After the first 72 hours, in which medication must be given strictly on schedule, a more forgiving schedule can be worked out that doesn’t require family members to get up in the middle of the night to administer medication.
"A family that is tired out is an irritable, not-coping-very-well family," O’Donnell says.
It’s important that families know they can call to ask questions, particularly at the beginning of a pain management regimen. "If you’re starting this on a Friday, you really need to ask the on-call people to see that this is happening over the weekend," she says. "That’s when you have the most questions. Very often, we all need repetition [of instructions]. When somebody’s in a lot of pain, they’re not hearing too well, and if the family is very anxious, they’re not hearing too well, either."
If they’re in doubt, they’re likely to give less rather than more medication, she says.

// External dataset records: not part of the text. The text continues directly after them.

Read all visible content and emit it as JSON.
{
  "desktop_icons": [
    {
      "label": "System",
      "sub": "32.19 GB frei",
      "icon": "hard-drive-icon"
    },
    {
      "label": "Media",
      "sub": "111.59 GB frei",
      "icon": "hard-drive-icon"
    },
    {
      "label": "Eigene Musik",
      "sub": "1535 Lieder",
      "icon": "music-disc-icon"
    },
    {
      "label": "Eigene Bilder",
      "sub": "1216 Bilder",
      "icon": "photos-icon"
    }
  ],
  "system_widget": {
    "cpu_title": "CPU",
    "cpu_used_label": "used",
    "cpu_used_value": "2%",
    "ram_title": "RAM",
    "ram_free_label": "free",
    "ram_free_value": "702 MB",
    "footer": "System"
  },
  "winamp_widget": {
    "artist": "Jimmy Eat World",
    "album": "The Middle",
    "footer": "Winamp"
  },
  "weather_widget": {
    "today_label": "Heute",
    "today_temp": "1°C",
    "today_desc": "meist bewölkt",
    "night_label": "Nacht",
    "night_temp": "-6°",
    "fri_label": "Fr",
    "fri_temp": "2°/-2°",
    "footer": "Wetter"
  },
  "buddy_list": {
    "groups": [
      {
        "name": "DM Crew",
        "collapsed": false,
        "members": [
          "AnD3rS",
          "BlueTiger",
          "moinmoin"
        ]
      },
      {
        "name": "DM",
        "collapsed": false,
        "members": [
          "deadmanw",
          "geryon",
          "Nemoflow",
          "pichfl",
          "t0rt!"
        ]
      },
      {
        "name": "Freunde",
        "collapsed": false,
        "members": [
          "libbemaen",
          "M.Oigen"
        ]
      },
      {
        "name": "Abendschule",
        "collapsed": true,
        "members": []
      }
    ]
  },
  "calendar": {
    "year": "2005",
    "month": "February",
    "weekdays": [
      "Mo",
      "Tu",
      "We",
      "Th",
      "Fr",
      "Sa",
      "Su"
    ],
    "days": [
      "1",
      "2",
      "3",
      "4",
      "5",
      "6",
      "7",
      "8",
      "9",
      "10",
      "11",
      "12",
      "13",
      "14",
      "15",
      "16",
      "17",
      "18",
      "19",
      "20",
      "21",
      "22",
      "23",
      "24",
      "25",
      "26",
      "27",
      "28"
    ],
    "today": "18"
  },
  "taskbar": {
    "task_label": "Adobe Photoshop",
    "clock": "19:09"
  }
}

Intramuscular administration of medication isn’t always the best route to take, O’Donnell warns, particularly if someone has been ill for some time and is quite thin. "There’s not much muscle, it hurts going in, and you’re liable to get a necrotic area there, eventually," she says. "Every nurse has seen an area where the material you’ve put in just oozes back out, so you have no effect at all."
She advises giving pain medication by mouth, when possible, and rectally. "I don’t think we use rectal medications as much as we could," she explains. "You’ve got this nice big blood supply down in the anal area that’s going to take it right back into the system very rapidly; absorption happens very rapidly."

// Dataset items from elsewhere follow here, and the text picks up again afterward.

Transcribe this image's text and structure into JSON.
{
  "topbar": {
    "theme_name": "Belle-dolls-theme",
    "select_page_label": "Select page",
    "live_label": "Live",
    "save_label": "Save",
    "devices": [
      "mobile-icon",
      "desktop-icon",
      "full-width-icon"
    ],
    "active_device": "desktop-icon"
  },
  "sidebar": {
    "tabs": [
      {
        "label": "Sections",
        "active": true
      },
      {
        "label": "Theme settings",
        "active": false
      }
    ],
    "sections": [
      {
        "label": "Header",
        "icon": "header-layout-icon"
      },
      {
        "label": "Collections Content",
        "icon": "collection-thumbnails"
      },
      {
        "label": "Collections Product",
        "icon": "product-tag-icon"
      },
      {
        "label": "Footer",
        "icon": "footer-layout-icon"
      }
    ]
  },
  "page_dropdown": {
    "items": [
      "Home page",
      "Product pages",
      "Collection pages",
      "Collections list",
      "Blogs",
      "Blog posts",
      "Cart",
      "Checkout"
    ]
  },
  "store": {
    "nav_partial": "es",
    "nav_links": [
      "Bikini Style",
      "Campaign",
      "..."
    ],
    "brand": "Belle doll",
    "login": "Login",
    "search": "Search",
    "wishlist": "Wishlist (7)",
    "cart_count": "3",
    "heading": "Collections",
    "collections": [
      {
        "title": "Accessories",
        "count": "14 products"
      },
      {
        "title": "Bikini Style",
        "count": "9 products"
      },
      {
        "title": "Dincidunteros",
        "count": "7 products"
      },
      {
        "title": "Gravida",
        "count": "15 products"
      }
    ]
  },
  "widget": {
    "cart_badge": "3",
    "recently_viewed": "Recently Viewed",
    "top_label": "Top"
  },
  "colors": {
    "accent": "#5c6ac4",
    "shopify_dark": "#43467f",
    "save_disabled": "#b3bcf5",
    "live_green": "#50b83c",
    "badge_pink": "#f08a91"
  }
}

Because constipation is a common side effect of opioid use, medication to treat that symptom should be given from the start, O’Donnell says.
She prefers Senekot to other laxatives and, as a general rule, suggests one Senokot per 15 mg of morphine. But she also asks patients what has worked for them in the past, and increases that treatment to a point where bowel movements are at a frequency the patient is used to.
"You’ve got a lot of people who don’t have regular bowel movements for four to five days; that’s their norm," O’Donnell says. "But if that gets out of hand with the pain medication, you really do have the possibility of impaction."
Other side effects often seen with medication include drowsiness in the first 72 hours, nausea, and a decrease in vital signs.
While pain is being treated with medication, O’Donnell also suggests adjunctive therapies such as relaxation exercises, massage therapy, gentle exercise, balanced nutrition, and music therapy. The type of music that works for one patient may be totally different from the type that works for another, she says.
"It’s a matter of finding out what they like," she says. "For the last 20 years, I’ve worked with people with HIV and AIDS. Their music will be very different from mine, but I also found it worked great with them. It was whatever they needed. Not just soothing classical, but maybe very stimulating music."
These adjunctive therapies "aren’t going to take their pain away, but it’s probably going to make them feel a whole lot better."